Le Pen fala de tortura, música e da perda do olho, mas poupa Marine

No primeiro volume das Memórias, o fundador da Frente Nacional aborda a época desde o seu nascimento em 1928 até 1972.

Enquanto os militantes da Frente Nacional se reúnem hoje em Lille, Jean-Marie Le Pen vai estar em Paris numa sessão de autógrafos do seu livro de memórias. Filhos da Nação, o primeiro volume da autobiografia do fundador da Frente Nacional, relata a vida de Le Pen desde o nascimento, em 1928 até à fundação do partido de extrema-direita, em 1972. A primeira edição, de 50 mil exemplares esgotou ainda antes de ser posta à venda, com os leitores desejosos de ler uma obra cheia de declarações polémicas como quando garante que o marechal Pétain "não caiu em desonra ao assinar o armistício" com a Alemanha nazi em 1940 ou quando garante ter "pena" da filha, Marine, atual líder da FN.

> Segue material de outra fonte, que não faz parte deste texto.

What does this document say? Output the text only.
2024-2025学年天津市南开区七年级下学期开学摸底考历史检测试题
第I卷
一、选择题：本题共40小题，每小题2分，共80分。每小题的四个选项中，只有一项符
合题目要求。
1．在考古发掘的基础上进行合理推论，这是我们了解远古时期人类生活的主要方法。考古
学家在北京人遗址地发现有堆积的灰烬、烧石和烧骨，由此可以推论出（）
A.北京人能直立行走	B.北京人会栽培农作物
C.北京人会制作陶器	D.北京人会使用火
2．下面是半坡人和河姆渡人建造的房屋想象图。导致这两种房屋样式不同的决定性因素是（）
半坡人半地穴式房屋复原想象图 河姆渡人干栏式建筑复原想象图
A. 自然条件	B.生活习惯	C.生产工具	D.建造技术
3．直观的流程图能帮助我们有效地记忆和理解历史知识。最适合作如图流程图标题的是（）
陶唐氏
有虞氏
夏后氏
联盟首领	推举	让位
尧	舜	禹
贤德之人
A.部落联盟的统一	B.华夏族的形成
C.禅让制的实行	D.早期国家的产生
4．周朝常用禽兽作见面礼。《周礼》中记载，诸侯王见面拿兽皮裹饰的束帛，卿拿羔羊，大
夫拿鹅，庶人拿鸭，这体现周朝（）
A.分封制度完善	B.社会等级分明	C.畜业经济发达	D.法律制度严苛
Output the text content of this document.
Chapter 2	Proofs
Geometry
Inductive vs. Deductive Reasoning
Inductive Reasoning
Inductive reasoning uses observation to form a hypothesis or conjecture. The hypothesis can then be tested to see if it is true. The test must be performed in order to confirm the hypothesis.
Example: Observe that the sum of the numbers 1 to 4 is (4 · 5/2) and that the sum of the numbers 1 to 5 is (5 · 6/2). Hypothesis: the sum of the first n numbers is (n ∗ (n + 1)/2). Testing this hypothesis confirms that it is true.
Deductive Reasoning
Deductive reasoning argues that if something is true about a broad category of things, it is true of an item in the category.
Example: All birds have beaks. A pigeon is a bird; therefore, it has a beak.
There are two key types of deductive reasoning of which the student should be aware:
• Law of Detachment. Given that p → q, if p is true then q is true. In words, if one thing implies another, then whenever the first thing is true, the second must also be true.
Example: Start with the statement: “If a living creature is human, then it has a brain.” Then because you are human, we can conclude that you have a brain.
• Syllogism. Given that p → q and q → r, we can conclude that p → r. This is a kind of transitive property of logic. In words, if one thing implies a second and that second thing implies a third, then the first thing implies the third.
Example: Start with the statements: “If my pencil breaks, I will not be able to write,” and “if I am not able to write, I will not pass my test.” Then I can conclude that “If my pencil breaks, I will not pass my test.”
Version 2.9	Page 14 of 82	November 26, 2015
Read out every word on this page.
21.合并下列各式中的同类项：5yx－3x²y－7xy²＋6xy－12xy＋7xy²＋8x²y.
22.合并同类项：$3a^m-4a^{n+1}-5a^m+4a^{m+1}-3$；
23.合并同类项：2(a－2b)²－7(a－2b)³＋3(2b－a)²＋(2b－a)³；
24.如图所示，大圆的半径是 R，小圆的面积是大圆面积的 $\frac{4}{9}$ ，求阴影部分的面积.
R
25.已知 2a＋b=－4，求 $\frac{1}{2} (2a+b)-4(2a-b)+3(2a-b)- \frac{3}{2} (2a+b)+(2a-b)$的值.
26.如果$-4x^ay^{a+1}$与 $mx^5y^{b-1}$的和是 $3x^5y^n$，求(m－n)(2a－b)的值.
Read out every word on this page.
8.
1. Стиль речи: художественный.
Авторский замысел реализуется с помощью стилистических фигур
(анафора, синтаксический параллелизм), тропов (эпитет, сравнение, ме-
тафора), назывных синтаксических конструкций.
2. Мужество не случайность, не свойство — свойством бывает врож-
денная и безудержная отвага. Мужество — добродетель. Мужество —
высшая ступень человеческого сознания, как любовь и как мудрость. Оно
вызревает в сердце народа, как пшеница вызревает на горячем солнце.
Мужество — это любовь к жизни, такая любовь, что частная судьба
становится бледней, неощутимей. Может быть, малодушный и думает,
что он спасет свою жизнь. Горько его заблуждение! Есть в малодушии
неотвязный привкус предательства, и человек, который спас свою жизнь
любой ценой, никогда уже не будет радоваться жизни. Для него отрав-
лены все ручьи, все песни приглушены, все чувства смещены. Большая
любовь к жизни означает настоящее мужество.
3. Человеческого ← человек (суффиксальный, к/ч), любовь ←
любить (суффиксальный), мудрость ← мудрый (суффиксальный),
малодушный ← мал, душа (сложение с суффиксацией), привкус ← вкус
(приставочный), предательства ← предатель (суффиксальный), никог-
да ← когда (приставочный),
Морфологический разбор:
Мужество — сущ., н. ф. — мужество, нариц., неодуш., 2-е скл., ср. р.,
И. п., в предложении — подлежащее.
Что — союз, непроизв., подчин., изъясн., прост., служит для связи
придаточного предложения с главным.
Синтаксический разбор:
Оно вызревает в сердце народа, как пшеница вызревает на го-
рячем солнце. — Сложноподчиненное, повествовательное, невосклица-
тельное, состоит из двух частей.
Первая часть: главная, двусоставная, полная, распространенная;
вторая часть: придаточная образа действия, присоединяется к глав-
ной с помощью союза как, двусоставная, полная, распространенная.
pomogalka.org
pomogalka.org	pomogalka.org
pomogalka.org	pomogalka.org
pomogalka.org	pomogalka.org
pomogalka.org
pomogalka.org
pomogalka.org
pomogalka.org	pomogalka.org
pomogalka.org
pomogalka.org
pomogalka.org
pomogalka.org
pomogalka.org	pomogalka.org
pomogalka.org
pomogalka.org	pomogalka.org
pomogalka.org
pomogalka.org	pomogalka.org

Marine Le Pen sucedeu ao pai à frente da formação de extrema-direita em 2011, tendo expulso o fundador da FN quatro anos mais tarde, tudo parte de uma estratégia para desdiabolizar o partido. Nos dois dias de congresso, os militantes devem votar a abolição do cargo de presidente de honra do partido, que Le Pen, de 89 anos, continuava a ocupar apesar da expulsão.

Com um segundo volume das memórias de Le Pen em preparação e com publicação prevista para este ano, os jornais franceses começaram logo a divulgar excertos do primeiro volume. Num deles, Le Pen defende-se das acusações - publicadas em 1984 pelo jornal satírico Le Canard Enchaîné - de ter participado em torturas durante a guerra da Argélia. "Este horror, a nossa missão era de lhe pôr fim. Então, sim, o exército francês praticou a questão para obter informações durante a batalha de Argel, mas os meios que usou foram os menos violentos possível. Estamos a falar de golpes, a [eletrocussão com um dínamo originalmente usado para alimentar a radiotelefonia portátil] e a banheira, mas nenhuma mutilação, nada que toque na integridade física", escreve.

De Céline Dion a perder um olho

Num outro excerto, Le Pen confessa a sua paixão por cantar. De tudo. "Canto em todo o lado [...] E de tudo. Canções de embalar que a minha mãe me ensinou, cânticos da minha avó, cantigas de pescador do meu pai, canção francesa de Tino Rossi a Céline Dion [...] tudo mesmo [...] cânticos da Legião alguns dos tempos da Whermacht, canções da Comuna de Paris ou dos republicanos espanhóis, alguns anarquistas, alguns fascistas ou monárquicos", garante no livro.

Le Pen conta ainda o episódio que o levou a perder um olho quando participava na campanha de Jean-Louis Tixier-Vignancourt para as presidenciais de 1965. "Em Hyères, enquanto manejava o martelo [...] atingi o olho, tive de ser hospitalizado. Descolamento de retina. Chatice. Tive de deixar a caravana antes de Nice, apanhar o comboio com os dois olhos vendados, apoiado em Pierrette [a primeira mulher", lembra agora.

E se as partes sobre a filha Marine são menos agressivas do que muitos estavam à espera, O Menir, como o apelidam os apoiantes que apreciam a sua verticalidade e solidez, não deixa de abordar a relação com a sua sucessora à frente da FN. "Ainda é cedo para falar das minhas filhas. Posso dizer mal delas, como às vezes faço quando me provocam [...] Marine acaba de viver umas presidenciais e legislativas dececionantes. [Florian] Philippot e os seus deixaram-na, está com dificuldade em voltar. O próximo congresso da FN anuncia-se complicado", escreve, antes de admitir que Marine "já foi suficientemente castigada para que não a sobrecarreguemos. Um sentimento domina-me quando penso nisso: tenho pena dela".